The Business Responsibility and Sustainability Reporting (BRSR) Core represents the most significant shift in Indian corporate transparency since the Companies Act, 2013. By 2026, sustainability reporting has evolved from a voluntary practice into a legal requirement, with SEBI treating ESG disclosures with the same weight as financial statements. Here’s a closer look at how the “Green Audit” landscape has transformed.
1. From Limited to Reasonable Assurance
Earlier, companies offered “Limited Assurance”—essentially a self-reported check by auditors. In 2026, SEBI mandates the Top 500 listed companies to obtain Reasonable Assurance.
- What it entails: Auditors now perform detailed physical verifications. For instance, a claimed 20% reduction in carbon emissions requires cross-checking electricity meters, fuel bills, and sensor data.
- Impact: Greenwashing is no longer tolerated. ESG spending is now a compliance cost, not a marketing expense.
2. The Nine Pillars of BRSR Core
The BRSR Core framework emphasizes quantifiable metrics over vague narratives. Auditors verify nine key aspects:
- Greenhouse Gas (GHG) Emissions: Scope 1 and Scope 2 intensity.
- Water Consumption: Total usage and discharge quality.
- Energy Footprint: Percentage of renewable energy in operations.
- Waste Management: Circular economy measures (recycle vs. landfill).
- Employee Wellbeing: Safety, median wages, and insurance coverage.
- Gender Diversity: Pay parity and management representation.
- Inclusive Development: CSR spending impact.
- Fairness in Services: Consumer privacy and fair pricing.
- Openness of Business: Transparency in lobbying and political contributions.
3. The Value Chain Challenge: MSMEs in the Spotlight
The most transformative aspect in 2026 is Value Chain Reporting. Top 250 listed companies must now report ESG metrics for suppliers and partners representing 75% of their purchase/sales value.
- Chain Reaction: Corporates like Tata Motors or Reliance now require vendors in hubs like Pune, Ludhiana, and Coimbatore to provide data on water usage, labor standards, and sustainability practices.
- Green or Out: MSMEs failing to provide ESG data risk being dropped from supply chains. Sustainability has become a mandatory prerequisite for doing business.
4. The Rise of Sustainability Auditors
The BRSR Core has given birth to a new class of professionals.
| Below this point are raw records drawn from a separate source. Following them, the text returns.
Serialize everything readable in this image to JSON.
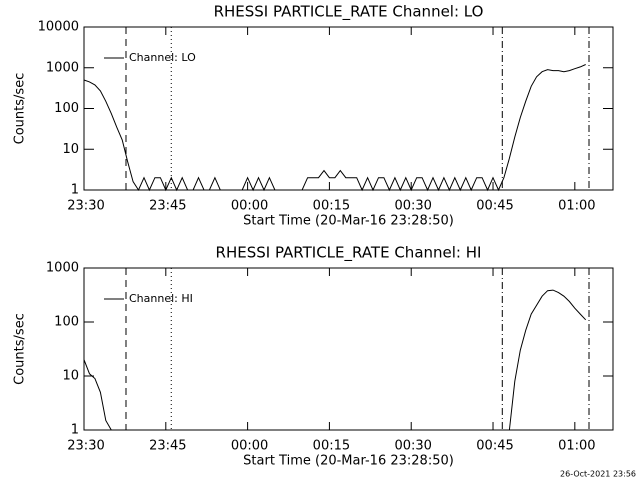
{
  "chart_data": [
    {
      "type": "line",
      "title": "RHESSI PARTICLE_RATE Channel: LO",
      "xlabel": "Start Time (20-Mar-16 23:28:50)",
      "ylabel": "Counts/sec",
      "log_y": true,
      "legend": "upper left",
      "x": [
        0,
        1,
        2,
        3,
        4,
        5,
        6,
        7,
        8,
        9,
        10,
        11,
        12,
        13,
        14,
        15,
        16,
        17,
        18,
        19,
        20,
        21,
        22,
        23,
        24,
        25,
        26,
        27,
        28,
        29,
        30,
        31,
        32,
        33,
        34,
        35,
        36,
        37,
        38,
        39,
        40,
        41,
        42,
        43,
        44,
        45,
        46,
        47,
        48,
        49,
        50,
        51,
        52,
        53,
        54,
        55,
        56,
        57,
        58,
        59,
        60,
        61,
        62,
        63,
        64,
        65,
        66,
        67,
        68,
        69,
        70,
        71,
        72,
        73,
        74,
        75,
        76,
        77,
        78,
        79,
        80,
        81,
        82,
        83,
        84,
        85,
        86,
        87,
        88,
        89,
        90,
        91,
        92
      ],
      "series": [
        {
          "name": "Channel: LO",
          "color": "#000000",
          "values": [
            500,
            450,
            380,
            270,
            150,
            75,
            35,
            17,
            5,
            1.6,
            1,
            2,
            1,
            2,
            2,
            1,
            2,
            1,
            2,
            1,
            1,
            2,
            1,
            1,
            2,
            1,
            1,
            1,
            1,
            1,
            2,
            1,
            2,
            1,
            2,
            1,
            1,
            1,
            1,
            1,
            1,
            2,
            2,
            2,
            3,
            2,
            2,
            3,
            2,
            2,
            2,
            1,
            2,
            1,
            2,
            2,
            1,
            2,
            1,
            2,
            1,
            2,
            2,
            1,
            2,
            1,
            2,
            1,
            2,
            1,
            2,
            1,
            2,
            2,
            1,
            2,
            1,
            2,
            6,
            20,
            60,
            150,
            350,
            600,
            800,
            900,
            850,
            850,
            800,
            850,
            950,
            1050,
            1200
          ]
        }
      ],
      "xlim": [
        0,
        97
      ],
      "ylim": [
        1,
        10000
      ],
      "xticks": [
        {
          "value": 0,
          "label": "23:30"
        },
        {
          "value": 15,
          "label": "23:45"
        },
        {
          "value": 30,
          "label": "00:00"
        },
        {
          "value": 45,
          "label": "00:15"
        },
        {
          "value": 60,
          "label": "00:30"
        },
        {
          "value": 75,
          "label": "00:45"
        },
        {
          "value": 90,
          "label": "01:00"
        }
      ],
      "yticks": [
        1,
        10,
        100,
        1000,
        10000
      ],
      "vlines": [
        {
          "x": 7.7,
          "style": "dashed"
        },
        {
          "x": 16,
          "style": "dotted"
        },
        {
          "x": 76.7,
          "style": "dashdot"
        },
        {
          "x": 92.6,
          "style": "dashdot"
        }
      ]
    },
    {
      "type": "line",
      "title": "RHESSI PARTICLE_RATE Channel: HI",
      "xlabel": "Start Time (20-Mar-16 23:28:50)",
      "ylabel": "Counts/sec",
      "log_y": true,
      "legend": "upper left",
      "x": [
        0,
        1,
        2,
        3,
        4,
        5,
        40,
        78,
        79,
        80,
        81,
        82,
        83,
        84,
        85,
        86,
        87,
        88,
        89,
        90,
        91,
        92
      ],
      "series": [
        {
          "name": "Channel: HI",
          "color": "#000000",
          "values": [
            20,
            11,
            9,
            5,
            1.5,
            1,
            null,
            1,
            8,
            30,
            70,
            140,
            205,
            300,
            380,
            390,
            350,
            300,
            240,
            180,
            140,
            110
          ]
        }
      ],
      "xlim": [
        0,
        97
      ],
      "ylim": [
        1,
        1000
      ],
      "xticks": [
        {
          "value": 0,
          "label": "23:30"
        },
        {
          "value": 15,
          "label": "23:45"
        },
        {
          "value": 30,
          "label": "00:00"
        },
        {
          "value": 45,
          "label": "00:15"
        },
        {
          "value": 60,
          "label": "00:30"
        },
        {
          "value": 75,
          "label": "00:45"
        },
        {
          "value": 90,
          "label": "01:00"
        }
      ],
      "yticks": [
        1,
        10,
        100,
        1000
      ],
      "vlines": [
        {
          "x": 7.7,
          "style": "dashed"
        },
        {
          "x": 16,
          "style": "dotted"
        },
        {
          "x": 76.7,
          "style": "dashdot"
        },
        {
          "x": 92.6,
          "style": "dashdot"
        }
      ]
    }
  ],
  "footer": "26-Oct-2021 23:56"
}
ICAI and ICSI have introduced specialized Sustainability Auditor certifications.
- Audit Process: Verification now goes beyond paper trails, using IoT sensors, satellite imagery, and blockchain-based supply chain logs to ensure claims—like carbon credits or solar farm offsets—are authentic.
| Feature | 2024 Reality | 2026 Reality |
|---|---|---|
| Audit Type | Limited Assurance | Reasonable Assurance |
| Scope | Company operations only | Entire Value Chain |
| Liability | Reputational risk | SEBI penalties & personal liability |
| Data Source | Manual Excel sheets | Real-time ESG dashboards & IoT |
5. Executive Challenge: Is Your Board Ready?
For India’s 2026 boards, BRSR Core is a double-edged sword. While strong ESG reporting attracts foreign institutional investors, inaccurate or fraudulent reporting exposes companies to litigation and regulatory penalties. Boards must now combine strategic vision with rigorous oversight of sustainability data.
Conclusion:
The era of voluntary ESG reporting is over. Indian corporates now operate under a Green Audit regime that demands accountability, transparency, and actionable sustainability practices across their operations and supply chains. The question for 2026: Are boards ready to meet the challenge?